Parlamentar defendeu que candidatos ao Planalto assumam compromisso com pacientes que chegam a esperar dois anos por tratamento.
13/8/26 às 12:49

A presidente da Comissão de Direitos Humanos (CDH) do Senado, Damares Alves (Republicanos-DF), cobrou nesta terça-feira uma mudança na destinação do orçamento público no Brasil.

Durante debate sobre os gargalos do Sistema Único de Saúde (SUS), a parlamentar contrastou o volume de recursos destinados por prefeituras a festividades com a desassistência a pacientes com doenças raras.

Vídeo: https://abre.ai/sjZP
Assista a audiência pública: https://abre.ai/sjZX

A declaração ocorreu durante audiência pública conjunta da CDH e da Comissão de Assuntos Sociais (CAS), convocada para discutir os desafios de pacientes com Hemoglobinúria Paroxística Noturna (HPN). A condição é uma doença genética rara e grave que afeta o sangue e depende de medicação de alto custo.

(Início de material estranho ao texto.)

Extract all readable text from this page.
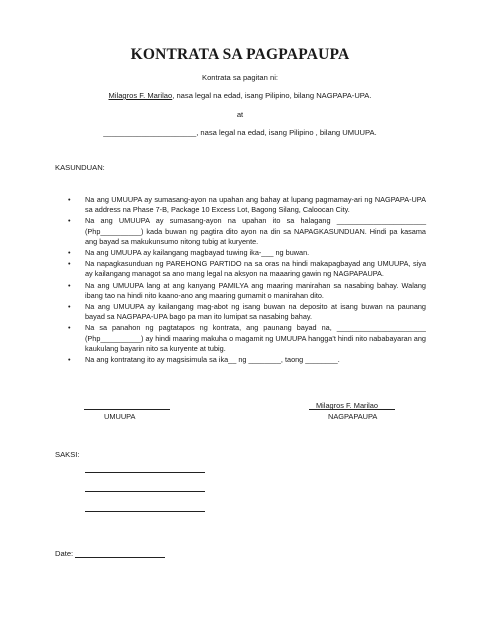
KONTRATA SA PAGPAPAUPA
Kontrata sa pagitan ni:
Milagros F. Marilao, nasa legal na edad, isang Pilipino, bilang NAGPAPA-UPA.
at
______________________, nasa legal na edad, isang Pilipino , bilang UMUUPA.
KASUNDUAN:
• Na ang UMUUPA ay sumasang-ayon na upahan ang bahay at lupang pagmamay-ari ng NAGPAPA-UPA sa address na Phase 7-B, Package 10 Excess Lot, Bagong Silang, Caloocan City.
• Na ang UMUUPA ay sumasang-ayon na upahan ito sa halagang ______________________ (Php__________) kada buwan ng pagtira dito ayon na din sa NAPAGKASUNDUAN. Hindi pa kasama ang bayad sa makukunsumo nitong tubig at kuryente.
• Na ang UMUUPA ay kailangang magbayad tuwing ika-___ ng buwan.
• Na napagkasunduan ng PAREHONG PARTIDO na sa oras na hindi makapagbayad ang UMUUPA, siya ay kailangang managot sa ano mang legal na aksyon na maaaring gawin ng NAGPAPAUPA.
• Na ang UMUUPA lang at ang kanyang PAMILYA ang maaring manirahan sa nasabing bahay. Walang ibang tao na hindi nito kaano-ano ang maaring gumamit o manirahan dito.
• Na ang UMUUPA ay kailangang mag-abot ng isang buwan na deposito at isang buwan na paunang bayad sa NAGPAPA-UPA bago pa man ito lumipat sa nasabing bahay.
• Na sa panahon ng pagtatapos ng kontrata, ang paunang bayad na, ______________________ (Php__________) ay hindi maaring makuha o magamit ng UMUUPA hangga't hindi nito nababayaran ang kaukulang bayarin nito sa kuryente at tubig.
• Na ang kontratang ito ay magsisimula sa ika__ ng ________, taong ________.
UMUUPA
Milagros F. Marilao
NAGPAPAUPA
SAKSI:
Date:
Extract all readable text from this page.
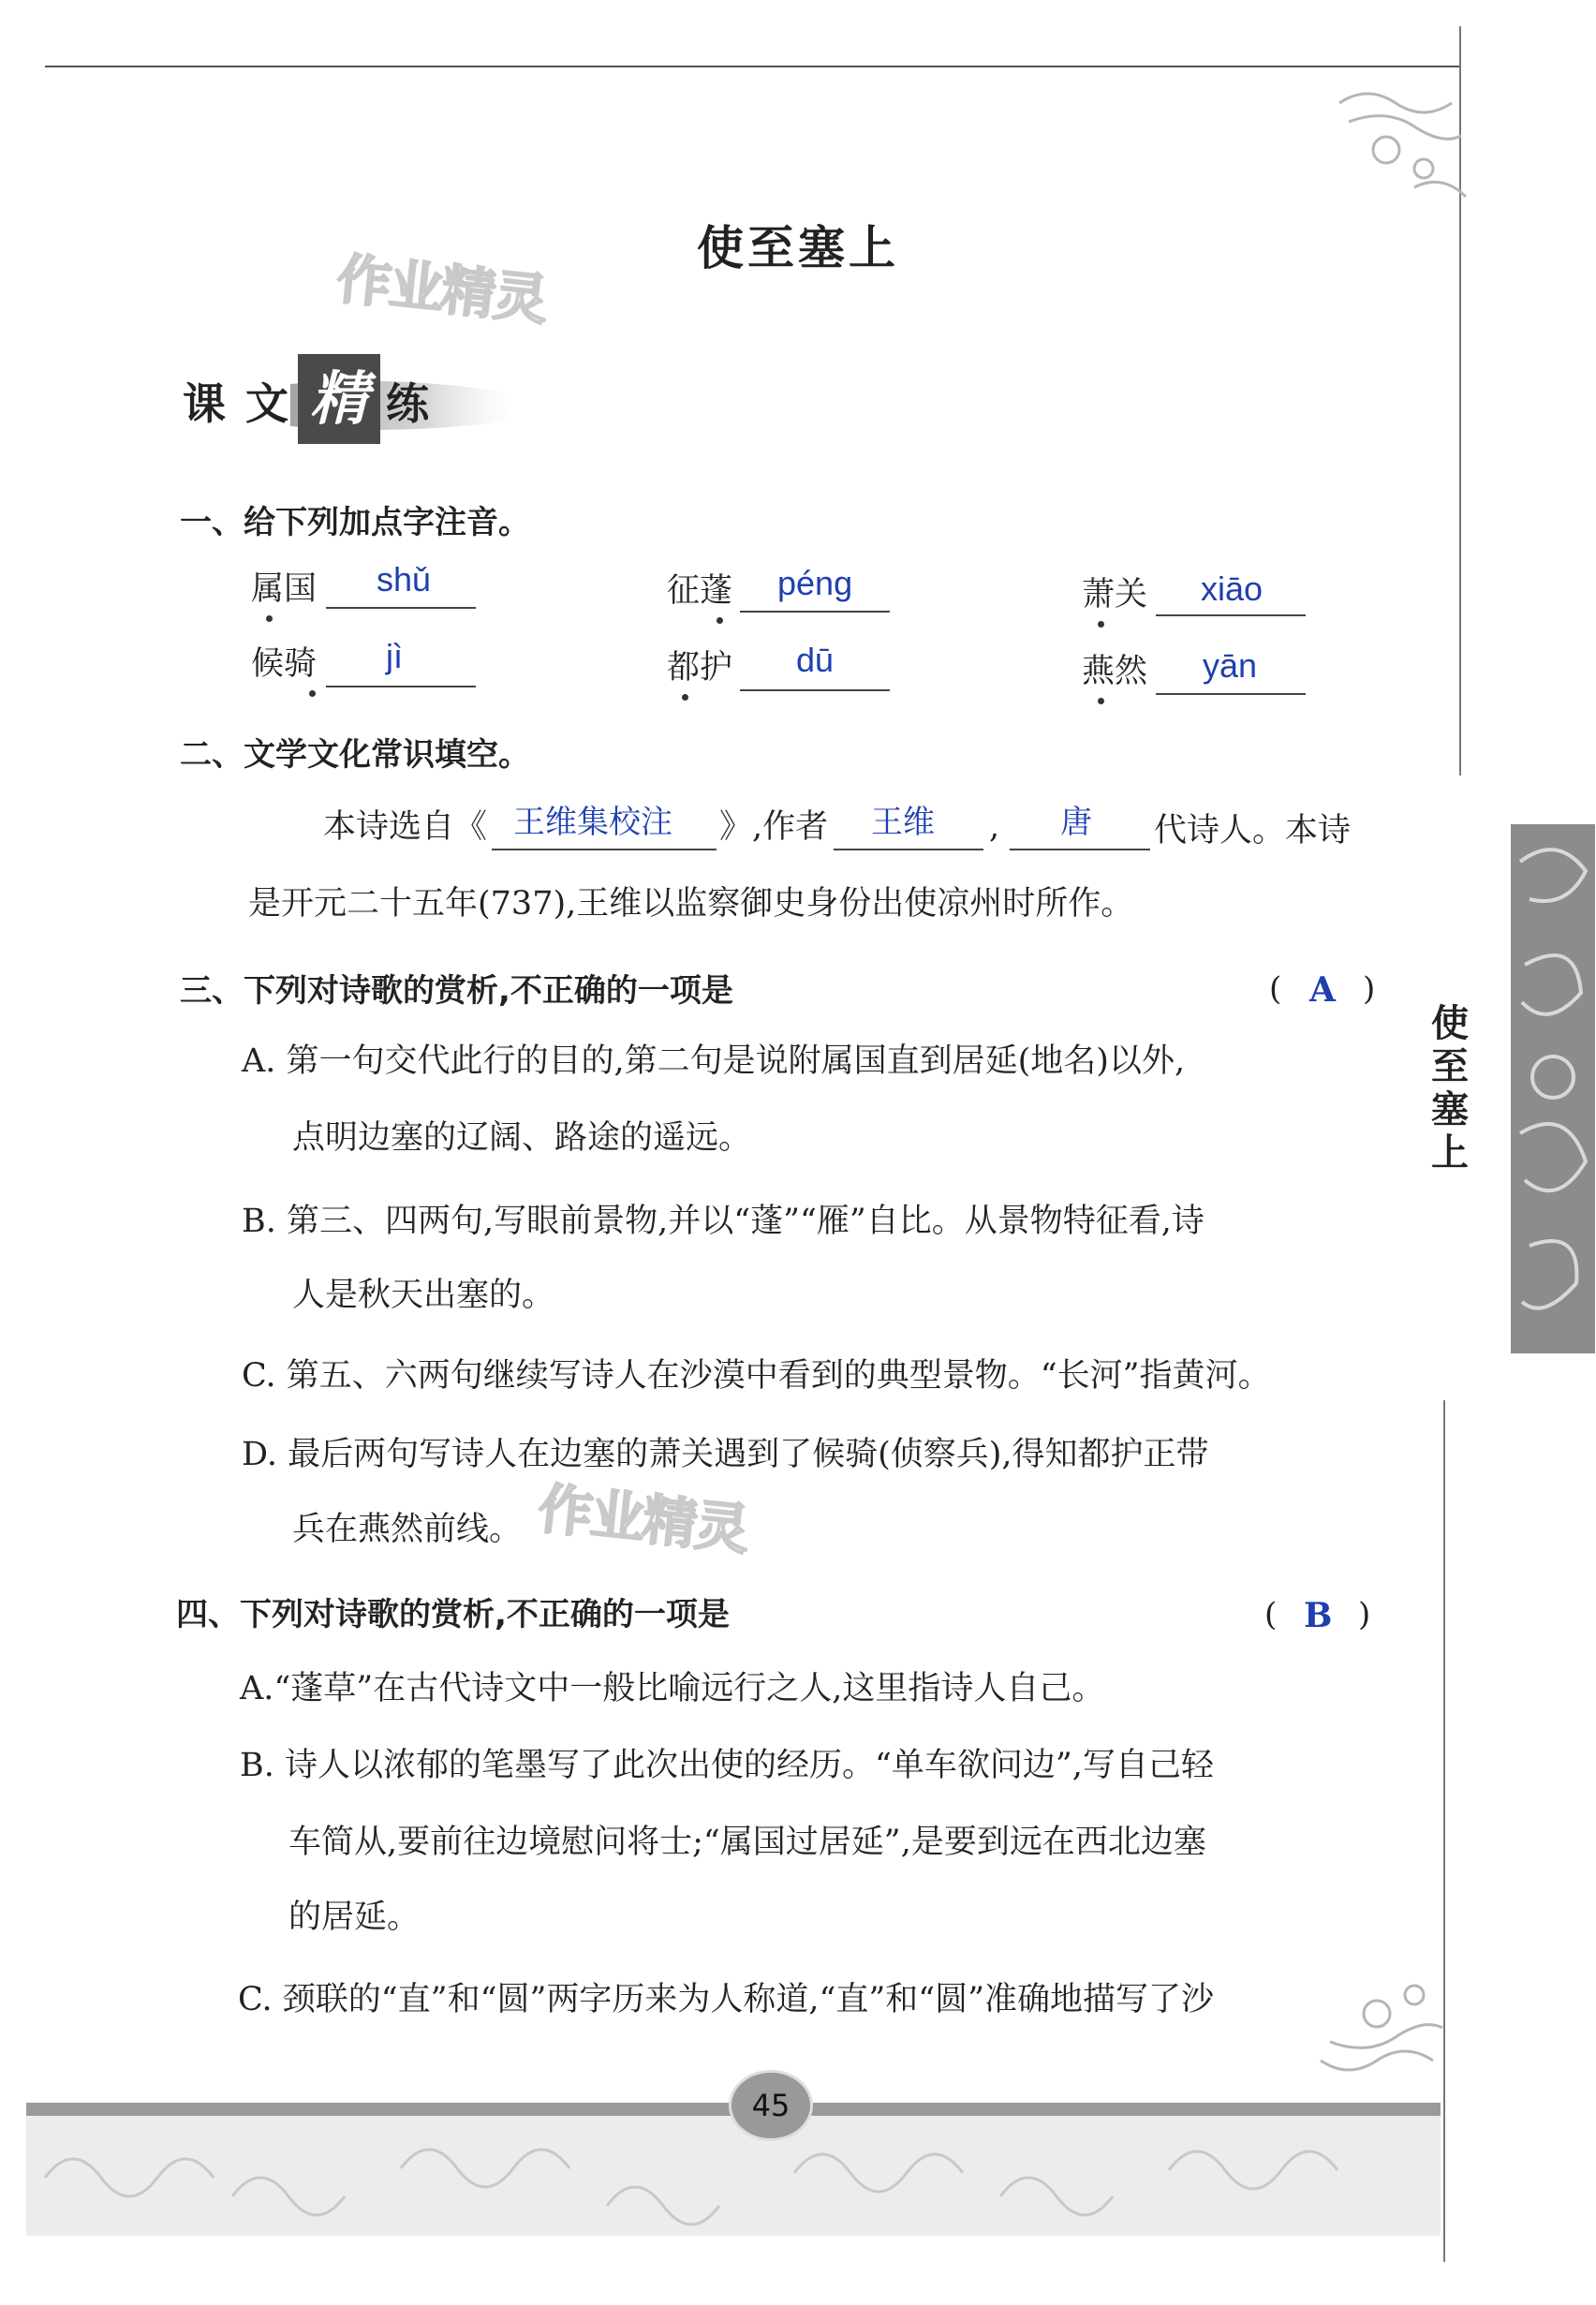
使至塞上
作业精灵
作业精灵
课 文 精 练
一、给下列加点字注音。
属国 shǔ	征蓬 péng	萧关 xiāo
候骑 jì	都护 dū	燕然 yān
二、文学文化常识填空。
本诗选自《 王维集校注 》,作者 王维 , 唐 代诗人。本诗
是开元二十五年(737),王维以监察御史身份出使凉州时所作。
三、下列对诗歌的赏析,不正确的一项是	( A )
A. 第一句交代此行的目的,第二句是说附属国直到居延(地名)以外,
点明边塞的辽阔、路途的遥远。
B. 第三、四两句,写眼前景物,并以“蓬”“雁”自比。从景物特征看,诗
人是秋天出塞的。
C. 第五、六两句继续写诗人在沙漠中看到的典型景物。“长河”指黄河。
D. 最后两句写诗人在边塞的萧关遇到了候骑(侦察兵),得知都护正带
兵在燕然前线。
四、下列对诗歌的赏析,不正确的一项是	( B )
A.“蓬草”在古代诗文中一般比喻远行之人,这里指诗人自己。
B. 诗人以浓郁的笔墨写了此次出使的经历。“单车欲问边”,写自己轻
车简从,要前往边境慰问将士;“属国过居延”,是要到远在西北边塞
的居延。
C. 颈联的“直”和“圆”两字历来为人称道,“直”和“圆”准确地描写了沙
使
至
塞
上
45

Para ilustrar a discrepância nas prioridades do Estado, Damares citou dados de um levantamento recente que mapeou os gastos municipais com eventos culturais.

“Eu não tenho nada contra os eventos culturais. Pelo contrário, sou uma pastora que gosta de forró. Mas quando eu vejo que os prefeitos gastaram no Brasil, nos últimos dois anos, R$ 2 bilhões em shows, e eu tenho famílias aguardando um remédio há dois anos, é uma questão de paradigma”, afirmou a senadora.

O apontamento da parlamentar faz referência direta à proliferação de contratações milionárias de artistas por executivos municipais, frequentemente custeadas sem transparência ou com verbas que poderiam ser aplicadas na saúde básica e de alta complexidade.

Segundo Damares, o socorro aos pacientes com condições raras não pode depender de sobras orçamentárias. Ela defendeu que o tema seja a base da formulação do orçamento da União e do Plano Plurianual (PPA). “Nós vamos ter que incomodar o sistema. Esses pacientes não são caros, eles são raros”, pontuou.

Pressão eleitoral

Com a proximidade do calendário eleitoral, a senadora orientou as associações de pacientes presentes na audiência a politizarem a demanda. Damares sugeriu que as entidades passem a exigir posicionamentos claros dos políticos que disputarão cargos majoritários e proporcionais.

“Eu estou ‘futucando’ a rede social de tudo o que é candidato a senador, deputado e presidenciáveis. Não estou vendo ninguém falar de doenças raras”, disse.

Na avaliação da parlamentar, a pauta costuma ser escanteada nos planos de governo e nos bastidores de Brasília. “As instituições vão ter que pedir a todos os presidenciáveis que falem e façam um compromisso público com as doenças raras. No mínimo, diga que saiba que existe doença rara no país”, concluiu.